A Comissão do Senado aprovou, nesta quarta-feira (5), por unanimidade, o projeto de lei que amplia a isenção do Imposto de Renda (IR) para trabalhadores que recebem até R$ 5 mil mensais.
A proposta, já aprovada pela Câmara dos Deputados, segue agora para sanção do presidente Luiz Inácio Lula da Silva (PT) e deve entrar em vigor a partir de janeiro de 2026.
Nova faixa de isenção e descontos progressivos
O projeto não altera a tabela progressiva atual do IR, mas amplia o mecanismo de desconto que zera o imposto para quem recebe até R$ 5 mil por mês.
Contribuintes com rendimentos entre R$ 5.000,01 e R$ 7.350 também terão redução no valor do imposto, de forma progressiva — quanto maior o salário, menor o desconto.
Acima desse valor, a tributação continua seguindo o modelo atual, com alíquotas que variam de 7,5% a 27,5%. As novas regras impactarão a declaração de IR feita em 2027, referente ao ano-base de 2026.
Tributação para alta renda
Para compensar a perda de arrecadação, o texto cria uma alíquota progressiva de até 10% sobre lucros e dividendos de pessoas com rendimentos superiores a R$ 600 mil por ano — valores que hoje são isentos.
Segundo o projeto, quem tem apenas salário continuará sujeito à tabela tradicional do IR, com retenção em folha de até 27,5%.
A alíquota será escalonada até atingir 10% para rendas anuais acima de R$ 1,2 milhão. Também haverá cobrança de 10% sobre lucros e dividendos remetidos ao exterior. O texto permite o abatimento de valores já pagos e exclui rendimentos de LCI e LCA da base de cálculo.
O relator Renan Calheiros (MDB-AL) manteve no texto o dispositivo que isenta lucros e dividendos apurados em 2025 e distribuídos até 2028, que ficarão livres do novo imposto.

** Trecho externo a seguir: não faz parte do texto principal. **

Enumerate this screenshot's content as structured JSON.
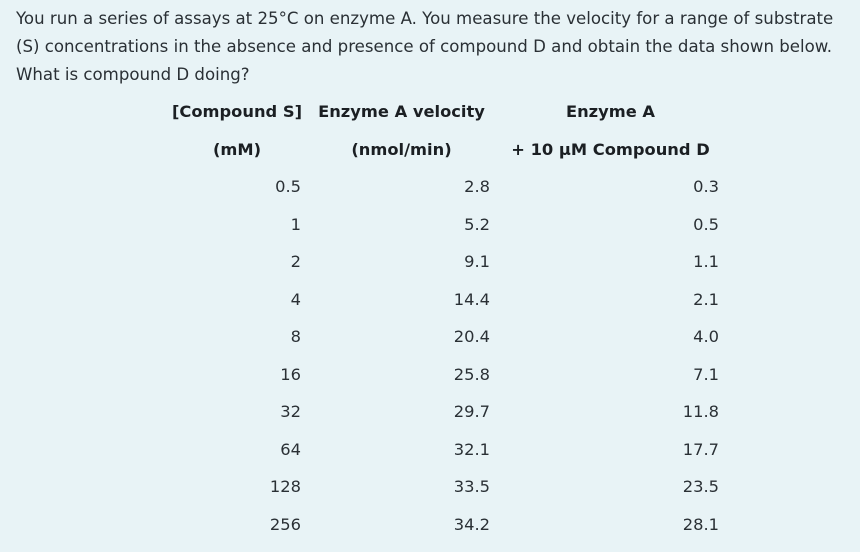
{
  "question": "You run a series of assays at 25°C on enzyme A. You measure the velocity for a range of substrate (S) concentrations in the absence and presence of compound D and obtain the data shown below. What is compound D doing?",
  "table": {
    "header_row1": [
      "[Compound S]",
      "Enzyme A velocity",
      "Enzyme A"
    ],
    "header_row2": [
      "(mM)",
      "(nmol/min)",
      "+ 10 µM Compound D"
    ],
    "rows": [
      [
        "0.5",
        "2.8",
        "0.3"
      ],
      [
        "1",
        "5.2",
        "0.5"
      ],
      [
        "2",
        "9.1",
        "1.1"
      ],
      [
        "4",
        "14.4",
        "2.1"
      ],
      [
        "8",
        "20.4",
        "4.0"
      ],
      [
        "16",
        "25.8",
        "7.1"
      ],
      [
        "32",
        "29.7",
        "11.8"
      ],
      [
        "64",
        "32.1",
        "17.7"
      ],
      [
        "128",
        "33.5",
        "23.5"
      ],
      [
        "256",
        "34.2",
        "28.1"
      ]
    ]
  }
}
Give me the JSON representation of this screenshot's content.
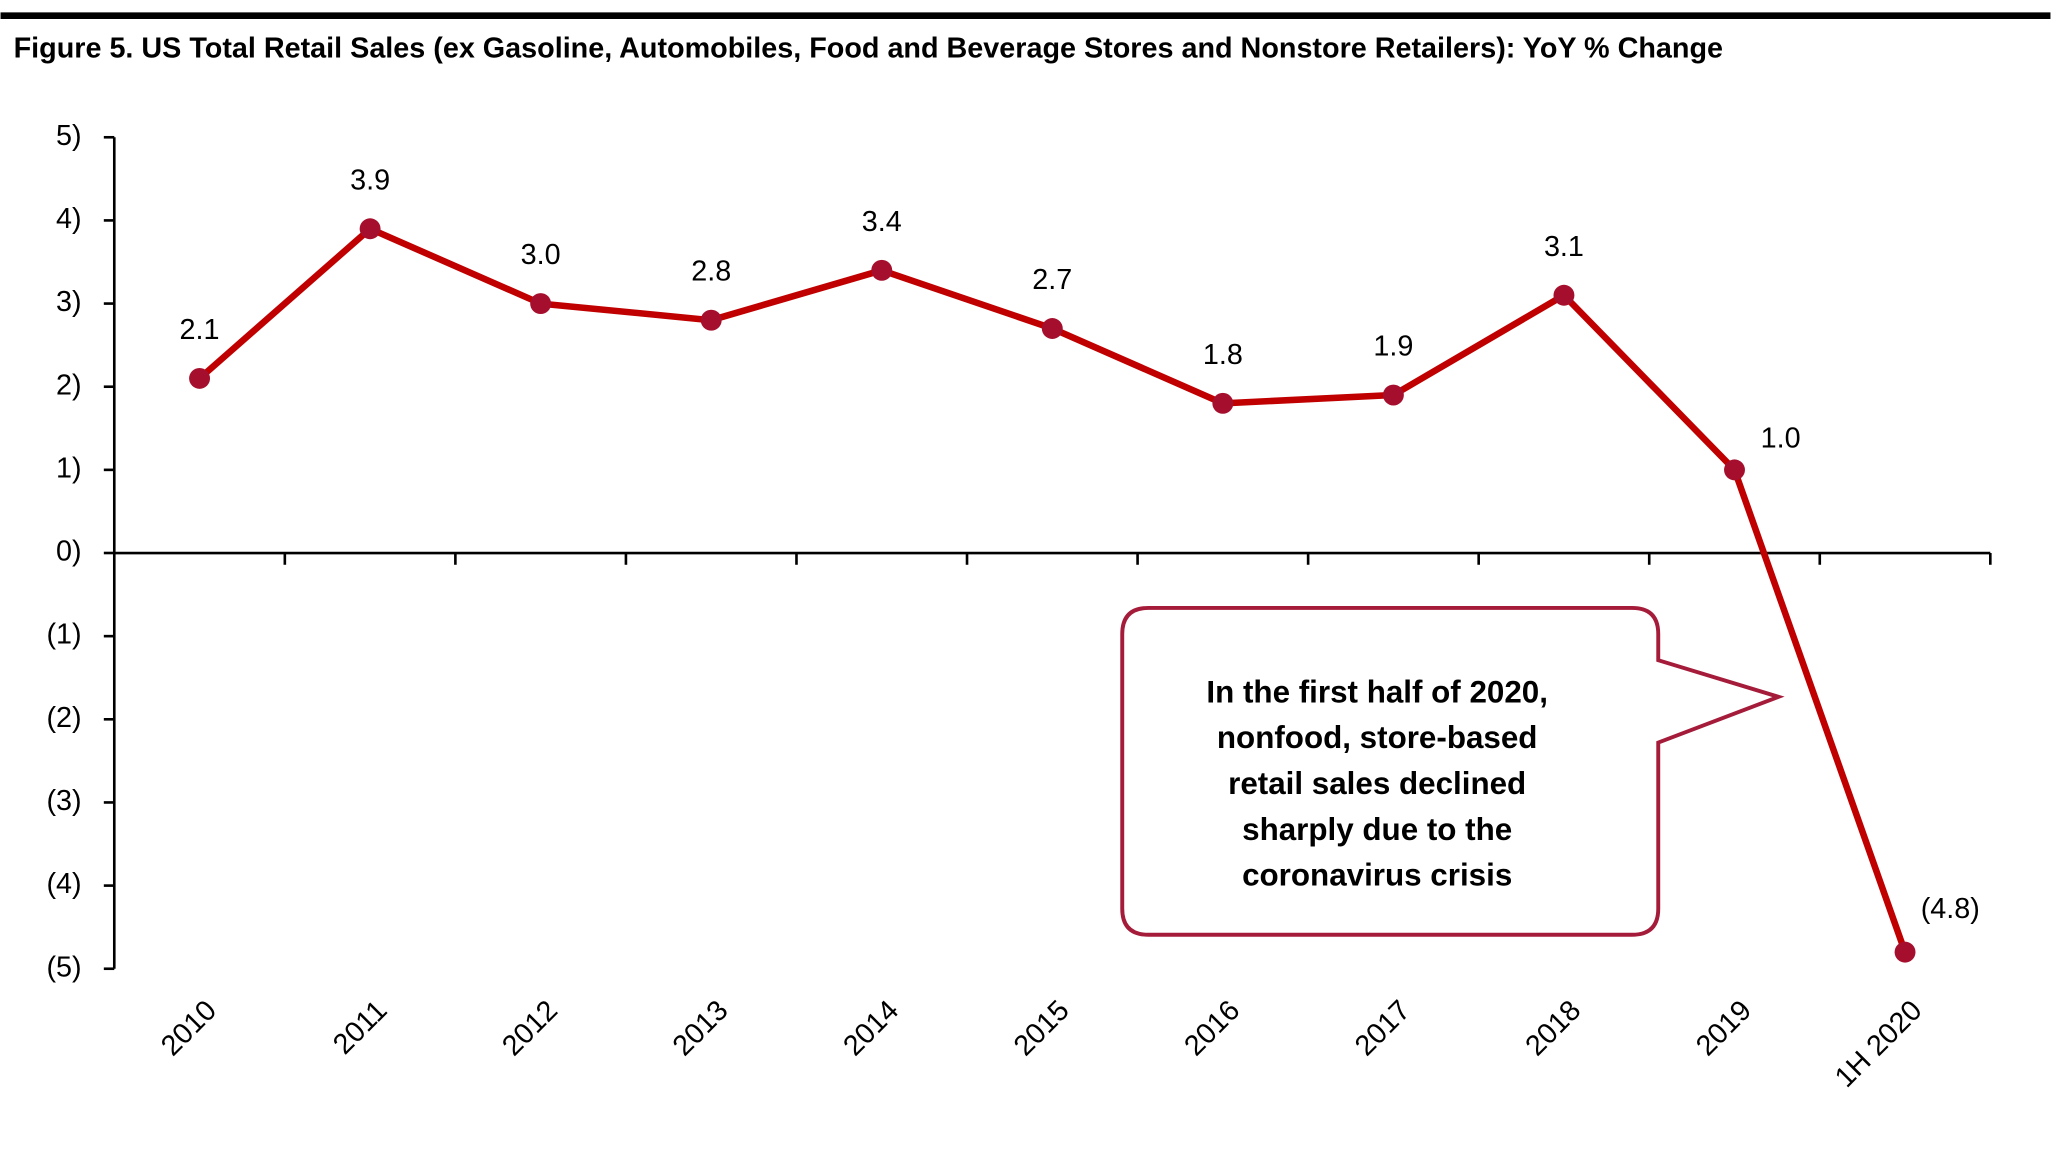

As novas regras passam a valer apenas para rendimentos apurados e distribuídos a partir de 2026.

Impacto fiscal e compensações
De acordo com estimativas da Receita Federal, a ampliação da isenção custará R$ 31,2 bilhões em 2026. Para equilibrar as contas, o governo prevê arrecadar R$ 15,2 bilhões com o novo imposto mínimo sobre alta renda e R$ 8,9 bilhões com a tributação de dividendos enviados ao exterior.
O senador Renan Calheiros reconheceu que os valores podem não compensar integralmente a perda de receita de estados e municípios e defendeu discutir a duplicação da tributação sobre apostas online (“bets”) entre 2026 e 2028.
Já o senador Oriovisto Guimarães (PSDB-PR) ressaltou que a tabela do IR precisará de atualizações periódicas, para evitar defasagem.
Prioridade do governo e próximos passos
Renan Calheiros afirmou que não alterou o texto da Câmara para garantir rapidez na aprovação e evitar que o projeto voltasse à Casa anterior, o que poderia “frustrar a população” e colocar a proposta sob “risco fatal”.
Segundo ele, “há um consenso da necessidade de aprovarmos a medida que surge em prol dos trabalhadores de nosso país”.
A ampliação da faixa isenta é uma promessa de campanha do presidente Lula e é vista pelo governo como uma entrega estratégica para as eleições de 2026.
O ministro da Fazenda, Fernando Haddad, afirmou que a medida deve beneficiar 25 milhões de brasileiros, que deixarão de pagar ou pagarão menos Imposto de Renda. Atualmente, estão isentas as pessoas que ganham até R$ 3.036.
Haddad estimou ainda que cerca de 200 mil contribuintes de alta renda serão afetados pela nova tributação mínima, destacando que a proposta representa um passo em direção à “justiça tributária”.